CALGARY, Alberta – In these troubled times, many young geologists are experiencing restless nights, worrying about the world, their health and their jobs. Here are a few fables to put their minds at ease and allow the touch of Morpheus to once again grace their minds.
Once upon a time there were dinosaurs all over the earth but they were big and stupid so God killed them all and turned them into oil. Now, geologists look for where God buried the dinosaurs. They’re almost always wrong about the locations because God loves to play jokes and has planted all kinds of false leads. This is why people like engineers think geologists are the new dinosaurs, smaller but still stupid.
Once upon a time there were three little pigs in Calgary who decided to get into the oil & gas business. The first little pig said, “I’m going to make my company out of straw because it’s easy to find, tie into bundles and pile up.” The second little pig said, “I’m going to make my company out of wood because Canada is full of trees and nobody cares about deforestation.” The third little pig said, “I’m going to make my company out of bricks because the girl I want to hire as my secretary is built like a brick shithouse.” It turns out the construction material didn’t matter because The Big Bad Trudeau came along and huffed and puffed and taxed and regulated their companies right out of existence.

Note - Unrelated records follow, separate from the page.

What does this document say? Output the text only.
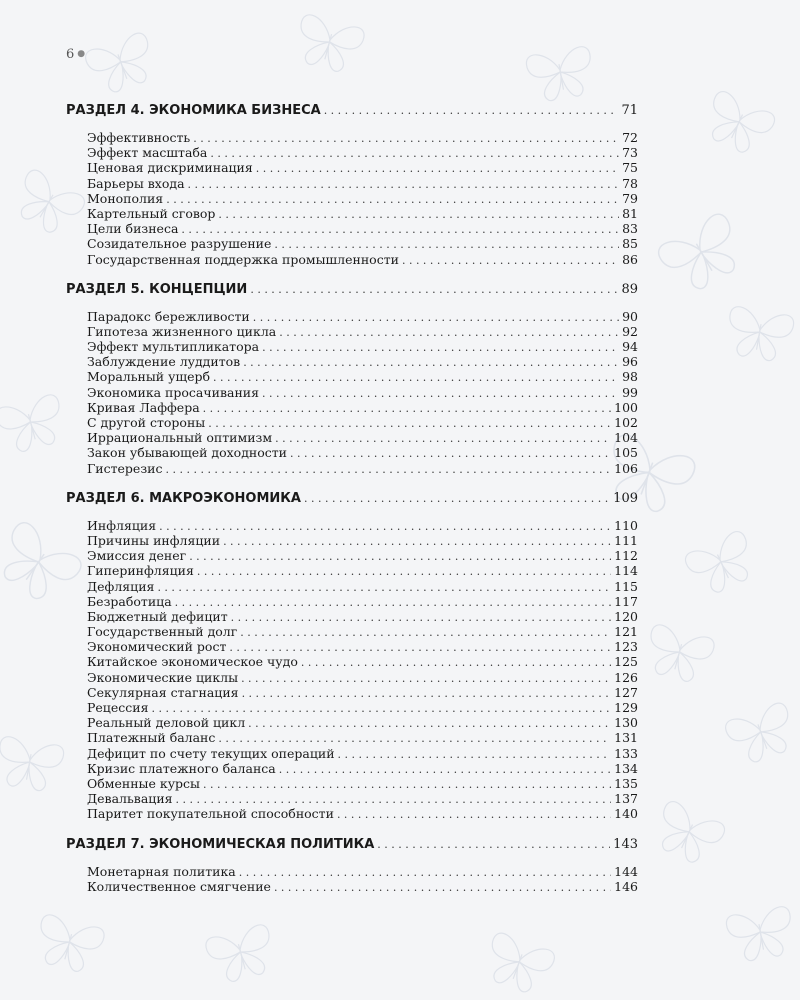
6 ●
РАЗДЕЛ 4. ЭКОНОМИКА БИЗНЕСА . . .	71
Эффективность . . .	72
Эффект масштаба . . .	73
Ценовая дискриминация . . .	75
Барьеры входа . . .	78
Монополия . . .	79
Картельный сговор . . .	81
Цели бизнеса . . .	83
Созидательное разрушение . . .	85
Государственная поддержка промышленности . . .	86
РАЗДЕЛ 5. КОНЦЕПЦИИ . . .	89
Парадокс бережливости . . .	90
Гипотеза жизненного цикла . . .	92
Эффект мультипликатора . . .	94
Заблуждение луддитов . . .	96
Моральный ущерб . . .	98
Экономика просачивания . . .	99
Кривая Лаффера . . .	100
С другой стороны . . .	102
Иррациональный оптимизм . . .	104
Закон убывающей доходности . . .	105
Гистерезис . . .	106
РАЗДЕЛ 6. МАКРОЭКОНОМИКА . . .	109
Инфляция . . .	110
Причины инфляции . . .	111
Эмиссия денег . . .	112
Гиперинфляция . . .	114
Дефляция . . .	115
Безработица . . .	117
Бюджетный дефицит . . .	120
Государственный долг . . .	121
Экономический рост . . .	123
Китайское экономическое чудо . . .	125
Экономические циклы . . .	126
Секулярная стагнация . . .	127
Рецессия . . .	129
Реальный деловой цикл . . .	130
Платежный баланс . . .	131
Дефицит по счету текущих операций . . .	133
Кризис платежного баланса . . .	134
Обменные курсы . . .	135
Девальвация . . .	137
Паритет покупательной способности . . .	140
РАЗДЕЛ 7. ЭКОНОМИЧЕСКАЯ ПОЛИТИКА . . .	143
Монетарная политика . . .	144
Количественное смягчение . . .	146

Once upon a time the Engineer decided to get even with all the geologists who were making his life miserable. So he went to see the Wicked Wizard of Cupertino and bought a poisoned Apple. He left the Apple out in the geologists’ bullpen and waited to see the geologists take a byte and die. However, the geologists couldn’t figure out how to plug in the Apple or even turn it on and the Engineer’s plan failed. He was so angry his head exploded, which registered on several seismographs. The geophysicists were delighted because engineers are much less expensive than dynamite. The geologists laughed and laughed.

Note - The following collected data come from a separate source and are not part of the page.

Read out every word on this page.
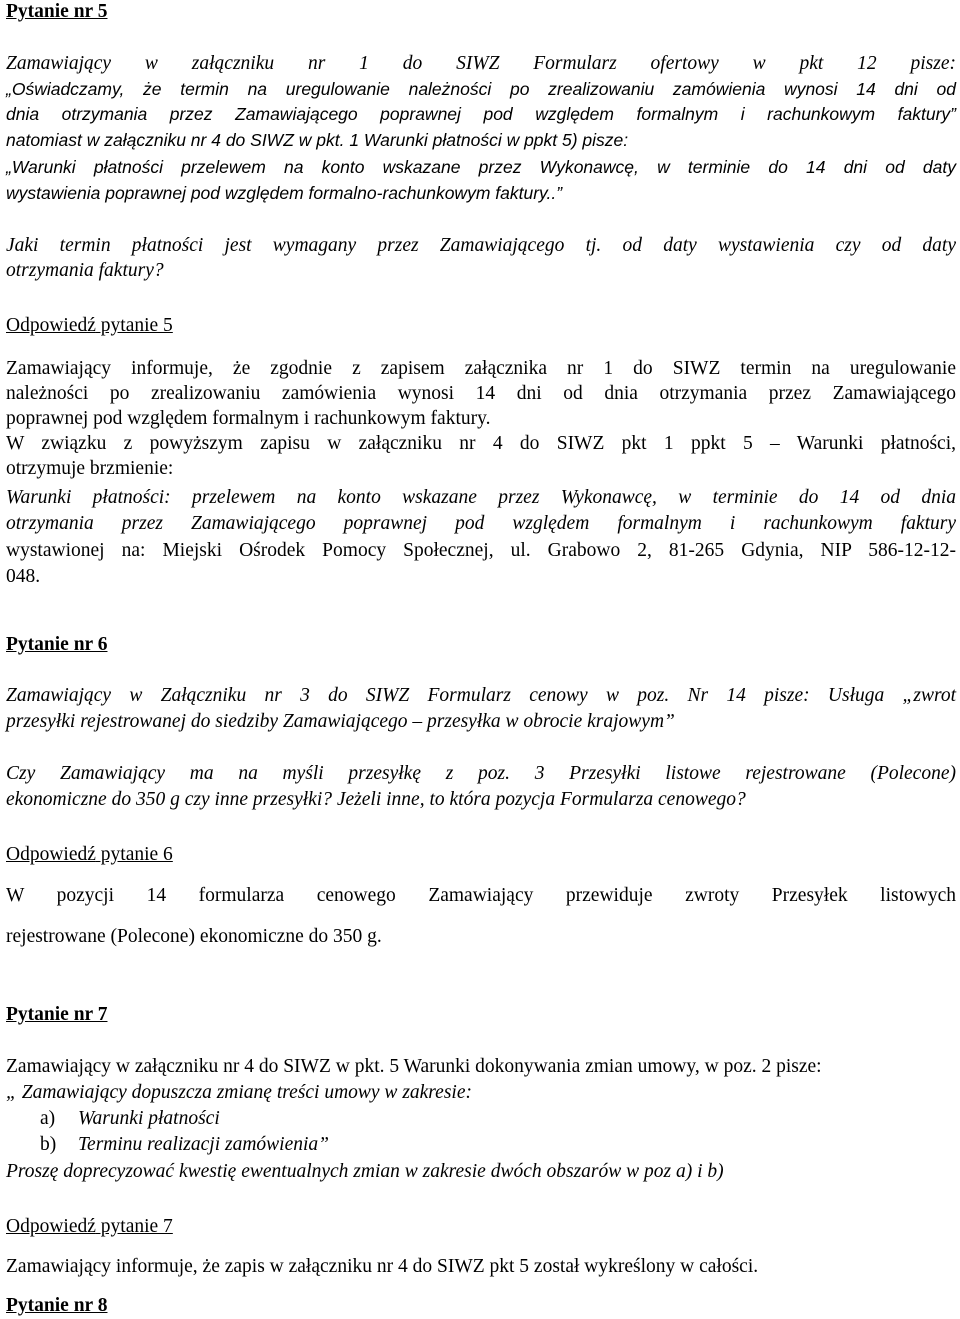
Pytanie nr 5
Zamawiający w załączniku nr 1 do SIWZ Formularz ofertowy w pkt 12 pisze:
„Oświadczamy, że termin na uregulowanie należności po zrealizowaniu zamówienia wynosi 14 dni od
dnia otrzymania przez Zamawiającego poprawnej pod względem formalnym i rachunkowym faktury”
natomiast w załączniku nr 4 do SIWZ w pkt. 1 Warunki płatności w ppkt 5) pisze:
„Warunki płatności przelewem na konto wskazane przez Wykonawcę, w terminie do 14 dni od daty
wystawienia poprawnej pod względem formalno-rachunkowym faktury..”
Jaki termin płatności jest wymagany przez Zamawiającego tj. od daty wystawienia czy od daty
otrzymania faktury?
Odpowiedź pytanie 5
Zamawiający informuje, że zgodnie z zapisem załącznika nr 1 do SIWZ termin na uregulowanie
należności po zrealizowaniu zamówienia wynosi 14 dni od dnia otrzymania przez Zamawiającego
poprawnej pod względem formalnym i rachunkowym faktury.
W związku z powyższym zapisu w załączniku nr 4 do SIWZ pkt 1 ppkt 5 – Warunki płatności,
otrzymuje brzmienie:
Warunki płatności: przelewem na konto wskazane przez Wykonawcę, w terminie do 14 od dnia
otrzymania przez Zamawiającego poprawnej pod względem formalnym i rachunkowym faktury
wystawionej na: Miejski Ośrodek Pomocy Społecznej, ul. Grabowo 2, 81-265 Gdynia, NIP 586-12-12-
048.
Pytanie nr 6
Zamawiający w Załączniku nr 3 do SIWZ Formularz cenowy w poz. Nr 14 pisze: Usługa „zwrot
przesyłki rejestrowanej do siedziby Zamawiającego – przesyłka w obrocie krajowym”
Czy Zamawiający ma na myśli przesyłkę z poz. 3 Przesyłki listowe rejestrowane (Polecone)
ekonomiczne do 350 g czy inne przesyłki? Jeżeli inne, to która pozycja Formularza cenowego?
Odpowiedź pytanie 6
W pozycji 14 formularza cenowego Zamawiający przewiduje zwroty Przesyłek listowych
rejestrowane (Polecone) ekonomiczne do 350 g.
Pytanie nr 7
Zamawiający w załączniku nr 4 do SIWZ w pkt. 5 Warunki dokonywania zmian umowy, w poz. 2 pisze:
„ Zamawiający dopuszcza zmianę treści umowy w zakresie:
a) Warunki płatności
b) Terminu realizacji zamówienia”
Proszę doprecyzować kwestię ewentualnych zmian w zakresie dwóch obszarów w poz a) i b)
Odpowiedź pytanie 7
Zamawiający informuje, że zapis w załączniku nr 4 do SIWZ pkt 5 został wykreślony w całości.
Pytanie nr 8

Once upon a time there was a landman who didn’t hate geologists. Nah, nobody’s going to believe that in a million years.
Once upon a time there was a geologist who made an economic oil discovery. The other geologists were so jealous that they started hiding his crayons. He cried and cried and said that it wasn’t his fault because the drilling location was the result of a booger that fell out of his nose while he was napping over a map. Much to his relief, this explanation was accepted and he got his crayons back. He was so happy he cried and cried, the little wuss.

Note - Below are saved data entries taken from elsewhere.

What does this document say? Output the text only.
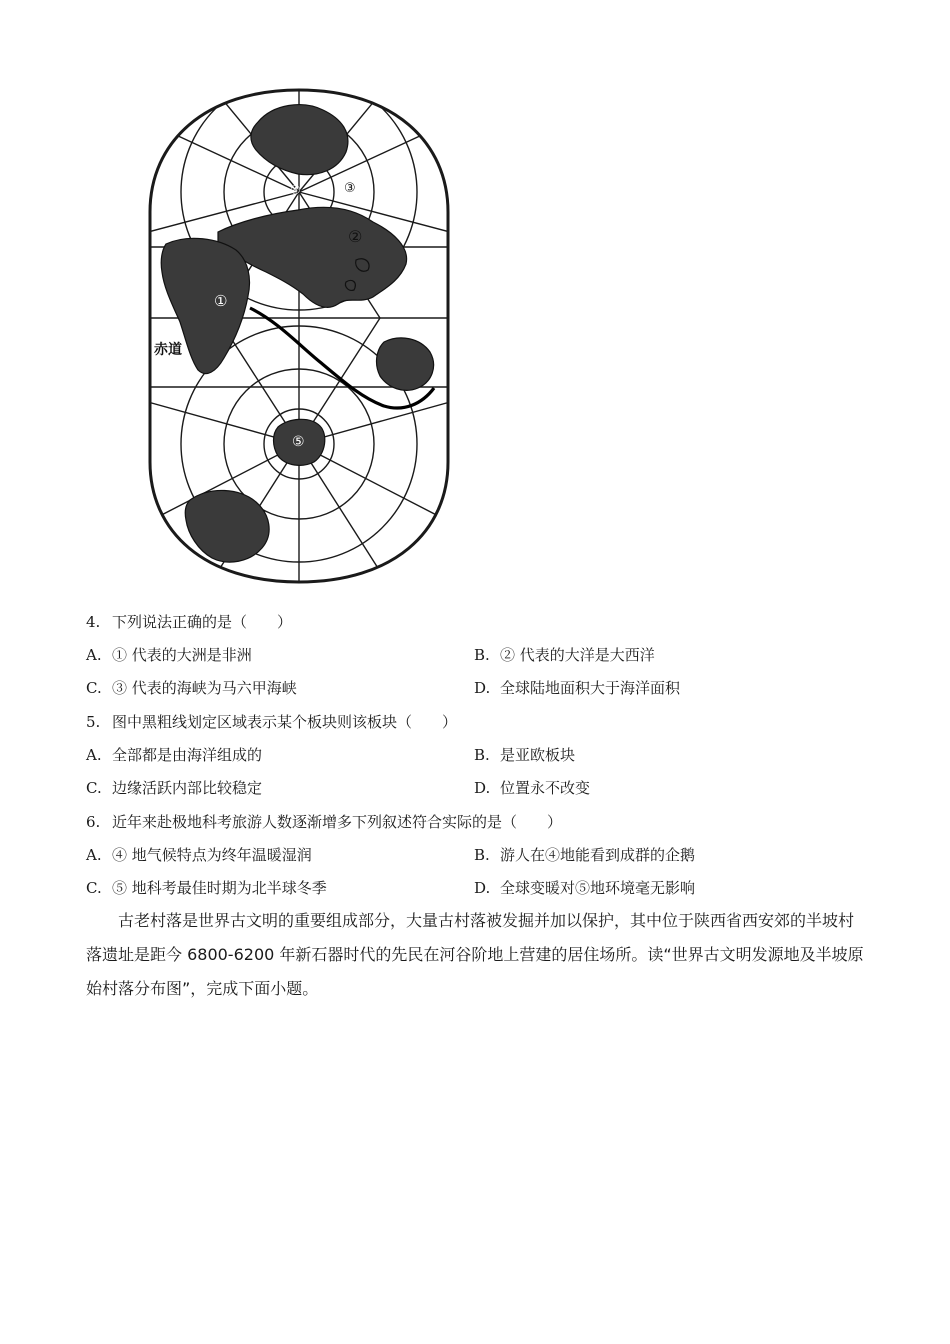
赤道
①
②
③
④
⑤
4. 下列说法正确的是（　　）
A. ① 代表的大洲是非洲	B. ② 代表的大洋是大西洋
C. ③ 代表的海峡为马六甲海峡	D. 全球陆地面积大于海洋面积
5. 图中黑粗线划定区域表示某个板块则该板块（　　）
A. 全部都是由海洋组成的	B. 是亚欧板块
C. 边缘活跃内部比较稳定	D. 位置永不改变
6. 近年来赴极地科考旅游人数逐渐增多下列叙述符合实际的是（　　）
A. ④ 地气候特点为终年温暖湿润	B. 游人在④地能看到成群的企鹅
C. ⑤ 地科考最佳时期为北半球冬季	D. 全球变暖对⑤地环境毫无影响

古老村落是世界古文明的重要组成部分，大量古村落被发掘并加以保护，其中位于陕西省西安郊的半坡村落遗址是距今 6800-6200 年新石器时代的先民在河谷阶地上营建的居住场所。读“世界古文明发源地及半坡原始村落分布图”，完成下面小题。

Once upon a time a foolish oil company CEO decided to take a chance and invited a geologist to the executive dining room. Needless to say this was a disaster. The geologist had no idea how to use eating utensils or napkins or drink from a glass and he made a huge mess. And to this very day no other geologist has ever been invited to an executive dining room.
Once upon a time there was a man who had university degrees in both geology and petroleum engineering. The geologists scorned him because they thought he was an engineer and the engineers ignored him because they thought he was a geologist. This made him very sad and he decided to do something about it. He said to hell with it all and started growing pot in a redwood forest in Northern California. He lived happily ever after.
So there you have it. If you have children who like to collect stones and dig up your backyard, reading these stories to them should have them come to their senses and steer clear of the geosciences.